Synopsis: A shocking exposé of how pharmaceutical companies use patent law to keep profits unconscionably high even at the expense of peoples’ lives, and a plea for universal access to affordable, life-saving generic medicines. An intricate tale of “medicine, monopoly and malice”, FIRE IN THE BLOOD tells the story of how Western pharmaceutical companies and governments aggressively blocked access to affordable AIDS drugs for the countries of Africa and the global south in the years after 1996 – causing ten million or more unnecessary deaths. It is also the inspiring story of the improbable group of people who decided to fight back. Shot on four continents and including contributions from global figures such as President Bill Clinton, Bishop Desmond Tutu and economist Joseph Stiglitz, FIRE IN THE BLOOD is the never-before-told true story of the remarkable coalition which came together to stop ‘the Corporate Crime of the Century’ and save millions of lives.
2013 – CALL ME KUCHU
Technically this is not about HIV/AIDS but Uganda’s first openly gay man David Kato, Call Me Kuchu is one of the most emotional, courageous and heartbreaking documentaries you are likely to ever see. As the Ugandan government moves to pass a law that bans homosexuality and make it a crime punishable by death, Kato stands tall to represent the closeted homosexuals of that nation. He’s a wildly brilliant man, in turns hilarious, generous, incensed and devoted.
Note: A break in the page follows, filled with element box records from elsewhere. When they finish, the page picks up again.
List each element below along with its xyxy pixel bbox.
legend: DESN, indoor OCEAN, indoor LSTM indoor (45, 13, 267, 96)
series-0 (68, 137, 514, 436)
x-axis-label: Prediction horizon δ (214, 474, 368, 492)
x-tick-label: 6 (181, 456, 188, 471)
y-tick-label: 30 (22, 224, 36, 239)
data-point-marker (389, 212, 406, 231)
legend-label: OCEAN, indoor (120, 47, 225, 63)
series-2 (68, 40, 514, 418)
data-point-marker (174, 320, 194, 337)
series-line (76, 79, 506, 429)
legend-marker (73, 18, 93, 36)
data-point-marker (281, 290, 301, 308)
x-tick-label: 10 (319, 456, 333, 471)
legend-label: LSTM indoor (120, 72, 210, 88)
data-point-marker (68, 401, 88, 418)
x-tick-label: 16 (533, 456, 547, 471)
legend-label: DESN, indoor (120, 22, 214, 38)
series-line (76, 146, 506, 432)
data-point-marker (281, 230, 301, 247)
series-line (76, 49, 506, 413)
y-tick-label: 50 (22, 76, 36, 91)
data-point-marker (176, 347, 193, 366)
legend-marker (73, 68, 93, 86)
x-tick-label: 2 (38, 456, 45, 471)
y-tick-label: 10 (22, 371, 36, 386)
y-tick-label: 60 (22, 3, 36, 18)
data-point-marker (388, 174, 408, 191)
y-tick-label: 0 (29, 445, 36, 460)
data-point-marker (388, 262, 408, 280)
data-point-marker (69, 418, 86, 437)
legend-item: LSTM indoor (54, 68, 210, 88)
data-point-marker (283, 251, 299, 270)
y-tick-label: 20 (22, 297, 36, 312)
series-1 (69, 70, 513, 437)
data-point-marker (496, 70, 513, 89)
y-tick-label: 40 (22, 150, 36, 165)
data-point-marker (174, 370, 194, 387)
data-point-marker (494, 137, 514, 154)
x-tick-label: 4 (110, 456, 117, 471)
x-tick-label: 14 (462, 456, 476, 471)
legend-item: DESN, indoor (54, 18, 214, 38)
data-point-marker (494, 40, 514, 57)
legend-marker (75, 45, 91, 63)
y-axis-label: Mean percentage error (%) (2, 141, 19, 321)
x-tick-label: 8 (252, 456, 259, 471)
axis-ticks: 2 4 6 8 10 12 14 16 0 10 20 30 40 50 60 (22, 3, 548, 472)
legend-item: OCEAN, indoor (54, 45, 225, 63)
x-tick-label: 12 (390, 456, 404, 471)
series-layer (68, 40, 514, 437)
His story is a must see as his fight against bigotry, misunderstanding and violence against minorities is unfathomable. He is a testament to human rights and a hero in Aza’s eyes. Katherine Fairfax Wright and Malika Zouhali-Worrall have fashioned a documentary that does everything it should and more – warm your heart, terrify you, enrage you and devastate you. Flawless.
Synopsis: In Uganda, a new bill threatens to make homosexuality punishable by death. With unprecedented access, the filmmakers follow David Kato – Uganda’s first openly gay man – and his fellow activists as they work against the clock to defeat the legislation while combatting vicious persecution in their daily lives. But no one, not even the filmmakers are prepared for the brutal murder that shakes their movement to the its core and sends shock waves around the world. CALL ME KUCHU depicts the last year in the life of a courageous, quick-witted and steadfast man whose wisdom and achievements were not fully recognised until after his death, and whose memory has inspired a new generation of human rights advocates.